General Thought As something that is typically used before every ride; durability, efficiency and overall experience are key design goals of all of our pumps. An accurate gauge, quality chuck and stable base go a long way towards achieving these goals yet the internal components of the pump are by far the biggest determining factor in regards to overall performance. It is the internal components after all, that work together to create the seal, which then builds pressure inside the barrel that ultimately ends up inside your tires. Overall performance then depends heavily on this internal system and we’ve yet to find anything more durable, consistent, efficient or pleasurable to use than full grain leather.
Durability The biggest issue with most pumps is that they just don’t last long before they begin to not perform as well as they did when they were new or they break completely. In most cases, the issue is that there’s no longer a proper seal within the barrel to push the air through the system and into the tire. The most common system used to create the seal is a rubber O-ring on the end of the piston.

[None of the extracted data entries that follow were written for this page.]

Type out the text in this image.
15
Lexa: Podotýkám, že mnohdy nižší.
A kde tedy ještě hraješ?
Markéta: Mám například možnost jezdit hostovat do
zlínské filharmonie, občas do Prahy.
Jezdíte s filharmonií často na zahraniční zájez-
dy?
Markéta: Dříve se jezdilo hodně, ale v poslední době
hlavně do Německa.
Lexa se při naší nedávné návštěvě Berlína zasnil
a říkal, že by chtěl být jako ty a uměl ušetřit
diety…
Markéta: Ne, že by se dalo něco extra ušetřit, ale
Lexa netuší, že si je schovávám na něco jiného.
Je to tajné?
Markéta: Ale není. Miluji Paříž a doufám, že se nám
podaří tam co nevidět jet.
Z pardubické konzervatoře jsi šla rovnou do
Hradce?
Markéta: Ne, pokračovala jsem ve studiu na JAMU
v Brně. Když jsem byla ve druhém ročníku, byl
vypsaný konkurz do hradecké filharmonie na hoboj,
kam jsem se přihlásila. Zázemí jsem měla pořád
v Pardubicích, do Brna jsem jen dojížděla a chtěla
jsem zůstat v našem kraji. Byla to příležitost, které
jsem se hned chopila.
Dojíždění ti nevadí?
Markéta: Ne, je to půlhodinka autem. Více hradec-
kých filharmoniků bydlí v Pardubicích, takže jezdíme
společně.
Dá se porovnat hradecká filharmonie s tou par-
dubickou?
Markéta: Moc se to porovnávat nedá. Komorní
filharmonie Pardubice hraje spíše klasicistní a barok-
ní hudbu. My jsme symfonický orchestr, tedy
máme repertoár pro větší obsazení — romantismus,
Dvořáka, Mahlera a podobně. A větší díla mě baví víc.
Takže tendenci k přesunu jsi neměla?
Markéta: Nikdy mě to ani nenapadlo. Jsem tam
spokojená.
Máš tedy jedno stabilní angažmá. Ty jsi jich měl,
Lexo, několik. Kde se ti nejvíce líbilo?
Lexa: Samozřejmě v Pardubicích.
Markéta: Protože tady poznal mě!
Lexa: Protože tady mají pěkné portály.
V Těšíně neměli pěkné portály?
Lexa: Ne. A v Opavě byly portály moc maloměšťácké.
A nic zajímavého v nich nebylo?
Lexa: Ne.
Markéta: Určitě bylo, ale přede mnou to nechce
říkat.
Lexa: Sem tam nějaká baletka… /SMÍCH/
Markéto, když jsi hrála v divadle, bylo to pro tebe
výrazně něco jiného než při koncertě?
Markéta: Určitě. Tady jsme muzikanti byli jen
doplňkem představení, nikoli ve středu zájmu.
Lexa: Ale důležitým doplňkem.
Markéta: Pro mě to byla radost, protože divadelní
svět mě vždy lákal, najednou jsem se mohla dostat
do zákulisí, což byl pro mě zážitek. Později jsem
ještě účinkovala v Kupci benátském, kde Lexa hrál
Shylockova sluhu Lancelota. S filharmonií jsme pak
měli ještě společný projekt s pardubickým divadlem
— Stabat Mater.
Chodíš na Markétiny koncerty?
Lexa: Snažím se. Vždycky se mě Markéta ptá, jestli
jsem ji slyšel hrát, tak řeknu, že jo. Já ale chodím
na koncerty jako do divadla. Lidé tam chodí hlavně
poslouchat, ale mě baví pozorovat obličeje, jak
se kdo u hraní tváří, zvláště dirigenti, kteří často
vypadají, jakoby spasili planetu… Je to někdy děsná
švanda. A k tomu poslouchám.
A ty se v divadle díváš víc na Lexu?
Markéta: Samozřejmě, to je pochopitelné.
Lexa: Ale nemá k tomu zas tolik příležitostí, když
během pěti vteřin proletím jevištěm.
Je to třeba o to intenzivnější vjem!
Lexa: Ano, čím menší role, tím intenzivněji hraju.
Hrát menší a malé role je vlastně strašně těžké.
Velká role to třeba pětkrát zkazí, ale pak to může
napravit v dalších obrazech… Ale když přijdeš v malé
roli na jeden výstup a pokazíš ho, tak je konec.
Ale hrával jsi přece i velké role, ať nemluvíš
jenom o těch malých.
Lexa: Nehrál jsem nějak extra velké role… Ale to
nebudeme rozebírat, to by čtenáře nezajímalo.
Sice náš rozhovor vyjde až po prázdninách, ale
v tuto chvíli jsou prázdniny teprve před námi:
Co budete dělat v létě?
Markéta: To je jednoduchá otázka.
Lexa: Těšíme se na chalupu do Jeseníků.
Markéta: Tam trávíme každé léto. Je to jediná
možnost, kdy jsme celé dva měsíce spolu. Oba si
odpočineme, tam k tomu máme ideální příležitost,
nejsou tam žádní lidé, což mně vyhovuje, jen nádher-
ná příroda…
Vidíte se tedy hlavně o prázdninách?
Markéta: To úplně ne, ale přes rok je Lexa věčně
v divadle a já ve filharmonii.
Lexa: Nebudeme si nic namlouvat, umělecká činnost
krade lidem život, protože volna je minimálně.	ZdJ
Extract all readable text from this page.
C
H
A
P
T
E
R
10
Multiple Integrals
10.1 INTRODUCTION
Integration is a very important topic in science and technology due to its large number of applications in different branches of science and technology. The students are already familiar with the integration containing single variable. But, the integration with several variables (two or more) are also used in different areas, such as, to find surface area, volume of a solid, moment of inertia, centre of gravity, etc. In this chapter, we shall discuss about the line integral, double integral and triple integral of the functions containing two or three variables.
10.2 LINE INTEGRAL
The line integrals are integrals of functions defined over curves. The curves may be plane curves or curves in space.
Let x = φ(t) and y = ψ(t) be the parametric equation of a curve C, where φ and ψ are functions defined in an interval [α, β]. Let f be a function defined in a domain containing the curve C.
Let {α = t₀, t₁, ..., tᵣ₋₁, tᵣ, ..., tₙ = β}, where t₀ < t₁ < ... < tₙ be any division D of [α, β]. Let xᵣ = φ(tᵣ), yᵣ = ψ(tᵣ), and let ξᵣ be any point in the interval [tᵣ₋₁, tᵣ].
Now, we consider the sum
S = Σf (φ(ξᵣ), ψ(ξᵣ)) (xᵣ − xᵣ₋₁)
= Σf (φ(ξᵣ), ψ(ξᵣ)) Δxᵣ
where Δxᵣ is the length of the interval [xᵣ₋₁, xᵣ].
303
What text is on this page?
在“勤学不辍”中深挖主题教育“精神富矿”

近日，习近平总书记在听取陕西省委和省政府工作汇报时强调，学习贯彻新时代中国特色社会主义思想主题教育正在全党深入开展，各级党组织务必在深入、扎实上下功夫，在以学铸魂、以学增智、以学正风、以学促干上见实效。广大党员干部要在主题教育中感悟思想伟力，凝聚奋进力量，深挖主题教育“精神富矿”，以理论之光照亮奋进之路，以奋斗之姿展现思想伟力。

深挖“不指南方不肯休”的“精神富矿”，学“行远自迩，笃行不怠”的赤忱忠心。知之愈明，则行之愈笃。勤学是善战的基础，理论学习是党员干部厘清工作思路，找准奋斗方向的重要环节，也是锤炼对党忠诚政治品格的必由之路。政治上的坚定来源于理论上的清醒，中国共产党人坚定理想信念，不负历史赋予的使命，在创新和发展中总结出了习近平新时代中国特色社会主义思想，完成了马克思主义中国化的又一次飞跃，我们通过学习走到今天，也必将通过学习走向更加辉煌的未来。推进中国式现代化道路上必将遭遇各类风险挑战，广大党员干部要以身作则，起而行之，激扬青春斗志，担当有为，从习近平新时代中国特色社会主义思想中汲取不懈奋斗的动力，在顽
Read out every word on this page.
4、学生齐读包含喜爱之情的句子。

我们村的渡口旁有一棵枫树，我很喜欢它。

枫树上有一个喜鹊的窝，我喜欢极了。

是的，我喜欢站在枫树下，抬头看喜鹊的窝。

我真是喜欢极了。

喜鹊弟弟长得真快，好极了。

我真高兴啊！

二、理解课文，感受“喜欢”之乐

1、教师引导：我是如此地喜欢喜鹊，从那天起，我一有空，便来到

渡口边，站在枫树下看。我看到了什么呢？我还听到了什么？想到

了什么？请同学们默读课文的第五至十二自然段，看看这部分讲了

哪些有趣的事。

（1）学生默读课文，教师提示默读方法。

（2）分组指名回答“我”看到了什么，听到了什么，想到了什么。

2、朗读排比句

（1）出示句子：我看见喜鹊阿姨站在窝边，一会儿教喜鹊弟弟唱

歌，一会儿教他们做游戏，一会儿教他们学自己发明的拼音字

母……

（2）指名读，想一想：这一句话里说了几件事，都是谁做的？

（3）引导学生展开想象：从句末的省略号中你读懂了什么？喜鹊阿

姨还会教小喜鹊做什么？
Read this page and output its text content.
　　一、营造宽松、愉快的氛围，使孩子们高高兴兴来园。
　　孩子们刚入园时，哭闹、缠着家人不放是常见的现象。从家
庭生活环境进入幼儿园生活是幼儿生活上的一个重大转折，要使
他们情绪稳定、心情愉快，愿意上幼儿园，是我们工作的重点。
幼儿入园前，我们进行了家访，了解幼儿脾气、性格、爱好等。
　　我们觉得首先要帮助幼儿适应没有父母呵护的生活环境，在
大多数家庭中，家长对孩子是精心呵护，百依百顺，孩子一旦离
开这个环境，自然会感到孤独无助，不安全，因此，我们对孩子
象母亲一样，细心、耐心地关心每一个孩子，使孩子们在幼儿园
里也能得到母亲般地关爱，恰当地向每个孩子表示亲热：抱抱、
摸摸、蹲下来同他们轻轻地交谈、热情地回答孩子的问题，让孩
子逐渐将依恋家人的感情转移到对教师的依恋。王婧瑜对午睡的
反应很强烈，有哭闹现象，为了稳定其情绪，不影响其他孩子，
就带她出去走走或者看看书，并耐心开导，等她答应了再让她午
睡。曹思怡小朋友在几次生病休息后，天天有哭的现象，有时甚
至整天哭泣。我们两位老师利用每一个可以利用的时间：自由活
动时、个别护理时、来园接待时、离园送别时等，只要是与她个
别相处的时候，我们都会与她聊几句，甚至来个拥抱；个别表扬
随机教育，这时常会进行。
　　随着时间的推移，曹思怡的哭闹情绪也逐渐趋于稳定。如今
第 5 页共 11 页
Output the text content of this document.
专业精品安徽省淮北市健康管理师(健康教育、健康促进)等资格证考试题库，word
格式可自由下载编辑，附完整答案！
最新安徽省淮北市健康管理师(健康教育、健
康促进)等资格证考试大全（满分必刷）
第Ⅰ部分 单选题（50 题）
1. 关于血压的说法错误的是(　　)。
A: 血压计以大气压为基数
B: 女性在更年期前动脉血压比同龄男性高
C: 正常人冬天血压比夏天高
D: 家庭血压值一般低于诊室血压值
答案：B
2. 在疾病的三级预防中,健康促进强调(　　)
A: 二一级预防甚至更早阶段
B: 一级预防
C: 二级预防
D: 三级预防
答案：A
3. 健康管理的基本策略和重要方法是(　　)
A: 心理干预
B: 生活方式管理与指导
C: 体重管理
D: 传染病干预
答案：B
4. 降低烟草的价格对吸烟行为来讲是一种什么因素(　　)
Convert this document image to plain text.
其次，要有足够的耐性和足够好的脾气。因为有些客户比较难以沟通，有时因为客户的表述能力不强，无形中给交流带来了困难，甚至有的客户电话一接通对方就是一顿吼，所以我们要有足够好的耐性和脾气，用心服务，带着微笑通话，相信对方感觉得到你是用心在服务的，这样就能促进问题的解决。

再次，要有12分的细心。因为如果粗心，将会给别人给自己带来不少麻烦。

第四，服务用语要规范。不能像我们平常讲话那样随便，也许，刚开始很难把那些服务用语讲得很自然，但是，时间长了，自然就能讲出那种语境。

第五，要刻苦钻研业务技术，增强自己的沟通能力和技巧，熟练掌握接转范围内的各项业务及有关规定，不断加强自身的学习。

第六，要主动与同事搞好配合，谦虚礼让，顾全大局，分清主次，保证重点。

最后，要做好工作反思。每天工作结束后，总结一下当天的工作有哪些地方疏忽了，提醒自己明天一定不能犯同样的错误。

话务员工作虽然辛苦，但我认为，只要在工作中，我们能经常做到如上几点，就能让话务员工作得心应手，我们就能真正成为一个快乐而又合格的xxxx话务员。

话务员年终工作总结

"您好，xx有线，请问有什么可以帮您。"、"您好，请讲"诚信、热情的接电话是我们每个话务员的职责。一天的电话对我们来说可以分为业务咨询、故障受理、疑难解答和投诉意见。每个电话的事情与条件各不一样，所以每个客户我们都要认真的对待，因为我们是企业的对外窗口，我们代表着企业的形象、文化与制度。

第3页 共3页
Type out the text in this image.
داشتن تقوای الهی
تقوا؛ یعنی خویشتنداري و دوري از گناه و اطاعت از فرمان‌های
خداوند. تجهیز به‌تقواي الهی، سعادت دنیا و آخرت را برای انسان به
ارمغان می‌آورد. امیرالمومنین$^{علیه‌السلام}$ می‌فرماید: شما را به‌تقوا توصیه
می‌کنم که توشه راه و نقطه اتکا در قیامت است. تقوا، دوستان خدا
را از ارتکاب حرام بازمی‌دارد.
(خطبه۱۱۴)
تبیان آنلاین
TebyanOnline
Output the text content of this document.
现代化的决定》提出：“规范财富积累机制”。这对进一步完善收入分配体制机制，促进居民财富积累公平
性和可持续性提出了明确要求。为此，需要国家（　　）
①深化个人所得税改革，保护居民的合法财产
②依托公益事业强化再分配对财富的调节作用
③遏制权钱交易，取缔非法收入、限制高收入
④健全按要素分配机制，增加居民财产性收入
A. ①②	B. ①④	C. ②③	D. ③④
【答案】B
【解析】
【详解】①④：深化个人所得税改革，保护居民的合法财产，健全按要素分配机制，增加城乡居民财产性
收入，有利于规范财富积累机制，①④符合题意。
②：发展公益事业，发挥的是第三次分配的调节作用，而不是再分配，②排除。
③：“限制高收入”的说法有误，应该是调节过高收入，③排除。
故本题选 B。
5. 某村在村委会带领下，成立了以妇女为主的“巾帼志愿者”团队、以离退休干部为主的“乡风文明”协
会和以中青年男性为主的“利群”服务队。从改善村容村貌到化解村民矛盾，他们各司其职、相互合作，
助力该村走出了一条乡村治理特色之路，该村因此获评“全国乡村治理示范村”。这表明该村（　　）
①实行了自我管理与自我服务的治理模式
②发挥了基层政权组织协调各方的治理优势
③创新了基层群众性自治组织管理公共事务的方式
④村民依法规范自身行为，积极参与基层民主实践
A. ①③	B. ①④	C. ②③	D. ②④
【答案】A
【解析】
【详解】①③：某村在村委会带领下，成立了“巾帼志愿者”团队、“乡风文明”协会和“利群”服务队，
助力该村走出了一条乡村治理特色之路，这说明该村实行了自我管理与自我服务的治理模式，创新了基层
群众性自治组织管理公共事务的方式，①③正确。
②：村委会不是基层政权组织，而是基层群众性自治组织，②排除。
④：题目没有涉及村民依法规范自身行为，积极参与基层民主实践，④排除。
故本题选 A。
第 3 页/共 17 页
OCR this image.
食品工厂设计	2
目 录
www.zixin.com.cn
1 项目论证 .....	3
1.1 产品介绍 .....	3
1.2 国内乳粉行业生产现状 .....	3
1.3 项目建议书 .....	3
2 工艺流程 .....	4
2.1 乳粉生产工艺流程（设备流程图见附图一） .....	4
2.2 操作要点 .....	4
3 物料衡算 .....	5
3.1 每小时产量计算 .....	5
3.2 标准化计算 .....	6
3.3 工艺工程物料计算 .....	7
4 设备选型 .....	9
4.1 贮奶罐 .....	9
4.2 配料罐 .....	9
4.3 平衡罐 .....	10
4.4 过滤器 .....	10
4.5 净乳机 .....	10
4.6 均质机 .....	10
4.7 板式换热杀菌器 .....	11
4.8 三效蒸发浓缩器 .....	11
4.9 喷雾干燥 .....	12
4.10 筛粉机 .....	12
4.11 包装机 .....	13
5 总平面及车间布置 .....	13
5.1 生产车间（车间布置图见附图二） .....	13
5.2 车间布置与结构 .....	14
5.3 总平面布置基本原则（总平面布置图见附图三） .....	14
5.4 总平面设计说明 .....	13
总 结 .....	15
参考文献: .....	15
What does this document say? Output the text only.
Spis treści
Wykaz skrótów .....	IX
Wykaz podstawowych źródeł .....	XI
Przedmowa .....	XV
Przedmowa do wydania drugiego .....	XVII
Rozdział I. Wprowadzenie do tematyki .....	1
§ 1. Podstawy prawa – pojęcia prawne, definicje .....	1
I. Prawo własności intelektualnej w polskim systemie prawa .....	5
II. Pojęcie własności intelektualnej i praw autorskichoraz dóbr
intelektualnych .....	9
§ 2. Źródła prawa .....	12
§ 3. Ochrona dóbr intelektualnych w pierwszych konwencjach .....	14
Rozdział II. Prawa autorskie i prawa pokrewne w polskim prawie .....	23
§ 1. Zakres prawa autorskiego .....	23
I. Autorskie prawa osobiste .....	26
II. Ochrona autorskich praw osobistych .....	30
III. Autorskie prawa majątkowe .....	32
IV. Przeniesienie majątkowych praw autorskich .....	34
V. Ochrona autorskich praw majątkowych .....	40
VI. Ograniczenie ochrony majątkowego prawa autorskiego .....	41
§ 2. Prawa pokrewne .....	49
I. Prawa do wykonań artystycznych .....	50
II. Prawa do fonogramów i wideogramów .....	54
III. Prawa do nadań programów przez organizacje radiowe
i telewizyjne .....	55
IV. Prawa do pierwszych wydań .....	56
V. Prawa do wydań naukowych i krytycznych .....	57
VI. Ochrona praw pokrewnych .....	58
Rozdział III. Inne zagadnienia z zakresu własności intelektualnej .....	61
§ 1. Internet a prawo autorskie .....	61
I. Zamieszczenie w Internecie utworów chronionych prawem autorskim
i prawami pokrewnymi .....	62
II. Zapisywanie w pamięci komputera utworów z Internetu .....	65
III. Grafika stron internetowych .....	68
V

Pressure is created by the O-ring making contact with the inner walls of barrel, which then pushes air through the system as the rider moves the handle up and down. The issue with O-rings is that most aren’t designed to deal with the friction, heat and airborne contamination experienced within a bike pump. Unlike a suspension fork or shock which uses o-rings completely sealed and bathed in oil, the pump inhales air and all of its contaminates with each stroke. It only takes a single particle of grit or sand to enter the pump to begin damaging the O-ring. Once the O-ring develops a nick or tear, then the seal becomes less effective and therefore is no longer able to push the same amount of air. Over time, the exposure to heat and pressure will cause nicks and tears in the O-ring to grow and ultimately fail the ring.